Completing a successful reorganization in bankcruptcy, a pared-down City Stores Company is beginning to rebuild its business based on its successful W&J Sloane furniture stores.

Sloane's, the biggest retailer of higher priced furniture in the Washington area, has become City Stores' chief retail operation now that several of its other stores have been closed.

City Stores' creditors are eventually to be paid 35 cents cash for every dollar owed them by the diversified retailer, and will get a share of the stock and future profits of the company, which was forced into bankruptcy two years ago this month.

As part of its reorganization, City Stores has sold off its Franklin Simon women's wear stores in Washington and other cities, closed its Lit Brothers department stores in Philadelphia and disposed of several smaller retail operations.

Besides Sloane's, the City Stores group now includes only the Maison Blanche and Lowenstein's department stores in the New Orleans and Memphis markets.

Two W&J Sloane stores in the Washington area were closed during the reorganization, and a third will be shut down temporarily starting next year, said Frank Manarino, executive vice president and general manager for Washington.

The Sloan's store in North Washington Street in Alexandria will be closed in January so a new building can be constructed on that site. When the building is completed, Sloane's will return to Alexandria, Manarino said.

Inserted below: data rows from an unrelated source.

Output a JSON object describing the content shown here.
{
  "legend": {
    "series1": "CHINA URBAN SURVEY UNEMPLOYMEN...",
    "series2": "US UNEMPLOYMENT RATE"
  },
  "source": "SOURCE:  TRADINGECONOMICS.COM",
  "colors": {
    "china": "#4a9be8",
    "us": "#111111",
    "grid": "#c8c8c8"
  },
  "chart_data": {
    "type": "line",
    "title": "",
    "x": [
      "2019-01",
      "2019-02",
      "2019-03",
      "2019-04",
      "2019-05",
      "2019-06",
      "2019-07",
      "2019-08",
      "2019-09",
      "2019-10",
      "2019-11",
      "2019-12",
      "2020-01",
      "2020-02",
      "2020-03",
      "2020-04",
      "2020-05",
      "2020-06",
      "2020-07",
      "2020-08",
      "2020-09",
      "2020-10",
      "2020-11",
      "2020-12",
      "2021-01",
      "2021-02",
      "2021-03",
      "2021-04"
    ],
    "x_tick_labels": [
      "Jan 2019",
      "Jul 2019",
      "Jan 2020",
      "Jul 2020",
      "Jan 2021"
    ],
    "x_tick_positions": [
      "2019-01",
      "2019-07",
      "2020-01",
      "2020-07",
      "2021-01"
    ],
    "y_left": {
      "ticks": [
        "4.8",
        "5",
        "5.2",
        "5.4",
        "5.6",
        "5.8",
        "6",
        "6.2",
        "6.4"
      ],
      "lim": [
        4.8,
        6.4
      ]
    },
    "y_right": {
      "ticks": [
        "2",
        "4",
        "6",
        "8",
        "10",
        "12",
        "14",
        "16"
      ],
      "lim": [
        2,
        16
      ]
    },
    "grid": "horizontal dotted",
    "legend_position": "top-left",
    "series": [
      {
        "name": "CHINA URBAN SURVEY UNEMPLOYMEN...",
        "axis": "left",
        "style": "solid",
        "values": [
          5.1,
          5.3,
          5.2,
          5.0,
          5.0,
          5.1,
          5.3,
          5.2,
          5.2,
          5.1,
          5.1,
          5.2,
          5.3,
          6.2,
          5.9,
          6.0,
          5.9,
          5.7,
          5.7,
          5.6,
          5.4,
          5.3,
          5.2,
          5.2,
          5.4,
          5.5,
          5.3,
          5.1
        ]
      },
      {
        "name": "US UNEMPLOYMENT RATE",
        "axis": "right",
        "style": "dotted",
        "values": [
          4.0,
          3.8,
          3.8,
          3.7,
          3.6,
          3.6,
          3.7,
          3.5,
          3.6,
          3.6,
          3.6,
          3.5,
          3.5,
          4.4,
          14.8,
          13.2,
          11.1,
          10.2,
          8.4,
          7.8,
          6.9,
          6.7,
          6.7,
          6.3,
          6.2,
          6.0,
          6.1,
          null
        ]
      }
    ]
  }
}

The company earlier pulled out of the problem-plagued Rockville Mall and shut down a business furniture show room in downtown Washington when it abandoned the low-margin office furniture field.

Mararino said confirmation of the creditor's settlement by the federal bankruptcy court in New York "will give us some strength in the marketplace.

"That we were able to consolidate and get out of Chapter XI gives us the ability to deal on a much stronger basis with our suppliers," he added.

The bankruptcy reorganization plan calls for the creditors to get an immediate cash payment of 15 percent of what they are owed, plus another 5 percent in cash every year for four years, starting next January.

The creditors will also share 10 percent of City Stores' profits for the next seven years, and 360,000 shares of City Stores' stock, which is listed on the Philadelphia Exchange.

Last week, City Stores sold part of Sloane's flagship store on Fifth Avenue in New York to a company controlled by foreign investors for $10.5 million. Sloane's plans to reduce the size of its store on that site by about one-third and the new venture plans to build a high-rise office building atop the store.

That sale was the latest of several real estate transactions that enabled City Stores to raise about $10 million. The company sold some property it wasn't using, sold and leased back some other buildings and borrowed $4 million against its equity in other property. None of those deals involved Sloane's Washington operations.